Jack was sad at the prospect of letting the wild, long hair go, but sadder still that Betty and Susanna, the female barbers, were occupied. He'd been going to them since his days of sitting on a booster seat and reading Berenstain Bears in the barber chair. They were familiar with his hair and took good care of the "floop" in the front.
We were in a rush that day, so he got his hair cut by an older gentleman named William. Because William could see Jack was not keen on getting his hair cut at all, he made the unfortunate move of keeping it somewhere between long and short on top, which in this family translates into "big." It looked like something to which the words "wedge," "stacked," and possibly "mushroom" would apply.
If you were Rickie Schroeder in Silver Spoons or even Zach or Cody in the early years of The Suite Life, it might have been okay. But if you were Jack Donaldson, not so much.
But I've not been known for staying on top of our family's grooming. My own gray roots inspired the name of this blog. And I never once let Margaret get bangs, not even as a toddler, because I knew I was never going to be able to keep up with that shit. It was like, get your back to school haircut, and we'll revisit "hair" sometime next spring. So instead of cutting our losses and returning to cut Jack's hair shorter, we sent him off to experience a large portion of the school year with a mushroom head. His friends at school were amused.
I tell you this because over the course of 6th grade Jack (with some helpful pointers from Margaret and me) came to realize he looked better with short hair. The growing out stage was just too unsightly. By the time the summer before 7th grade rolled around, he was keeping it pretty short, asking for several cuts on his own accord. He didn't need much of a back to school cut, but as you know, Jack loved tradition, so off to the barber shop we went right after supply drop off.
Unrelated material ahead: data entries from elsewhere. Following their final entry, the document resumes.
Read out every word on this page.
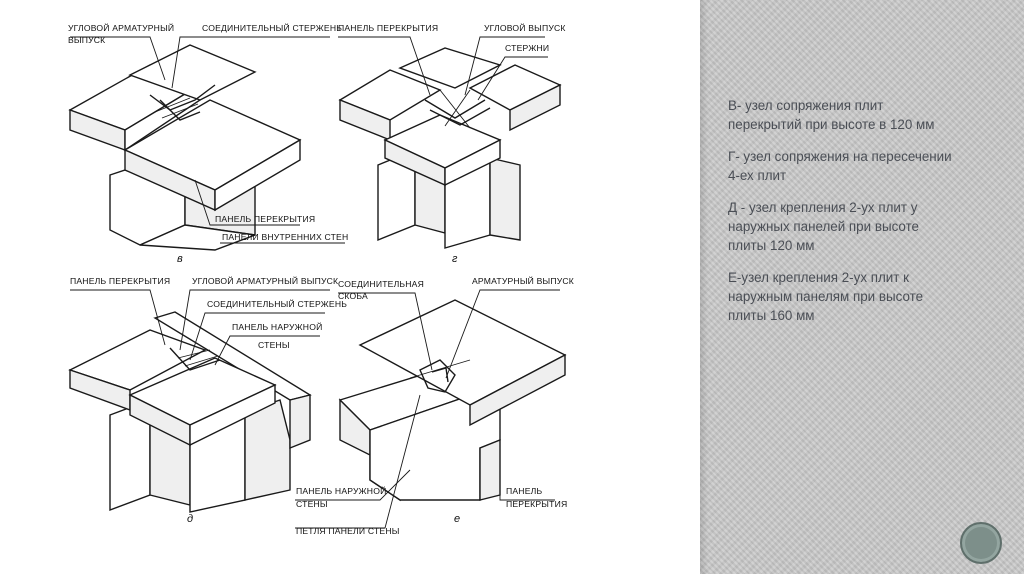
УГЛОВОЙ АРМАТУРНЫЙ
ВЫПУСК
СОЕДИНИТЕЛЬНЫЙ СТЕРЖЕНЬ
ПАНЕЛЬ ПЕРЕКРЫТИЯ
ПАНЕЛИ ВНУТРЕННИХ СТЕН
в
ПАНЕЛЬ ПЕРЕКРЫТИЯ	УГЛОВОЙ ВЫПУСК
СТЕРЖНИ
г
ПАНЕЛЬ ПЕРЕКРЫТИЯ	УГЛОВОЙ АРМАТУРНЫЙ ВЫПУСК
СОЕДИНИТЕЛЬНЫЙ СТЕРЖЕНЬ
ПАНЕЛЬ НАРУЖНОЙ
СТЕНЫ
д
СОЕДИНИТЕЛЬНАЯ
СКОБА
АРМАТУРНЫЙ ВЫПУСК
ПАНЕЛЬ НАРУЖНОЙ
СТЕНЫ
ПЕТЛЯ ПАНЕЛИ СТЕНЫ
ПАНЕЛЬ
ПЕРЕКРЫТИЯ
е
В- узел сопряжения плит
перекрытий при высоте в 120 мм
Г- узел сопряжения на пересечении
4-ех плит
Д - узел крепления 2-ух плит у
наружных панелей при высоте
плиты 120 мм
Е-узел крепления 2-ух плит к
наружным панелям при высоте
плиты 160 мм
"I hope it's not William," he said as we parked the car, remembering the worst haircut of his life. "William doesn't even work here anymore," I replied. "There's some new old guy." Jack sighed, knowing that neither of us had the guts to make waves if the old guy's chair was open. Our family has a whole underdog thing going on as well as a genetic inability to speak up.
We walked in and took our seats next to the wooden checkerboard.
Betty and Susanna were both busy cutting hair, and the new guy was free as a bird.
"Ready for a cut?" he called out, picking up the plastic cape to put around Jack's shoulders.
"We're going to wait for Susanna today." I said.
And Jack looked at me and smiled a little smile. Not big enough to make the old man feel bad, but big enough for me to notice.
I haven't always done the right thing as a parent. Not by a long shot. And I had no idea I'd have only 48 hours left with my boy. But in that one little moment, I was Super Mom.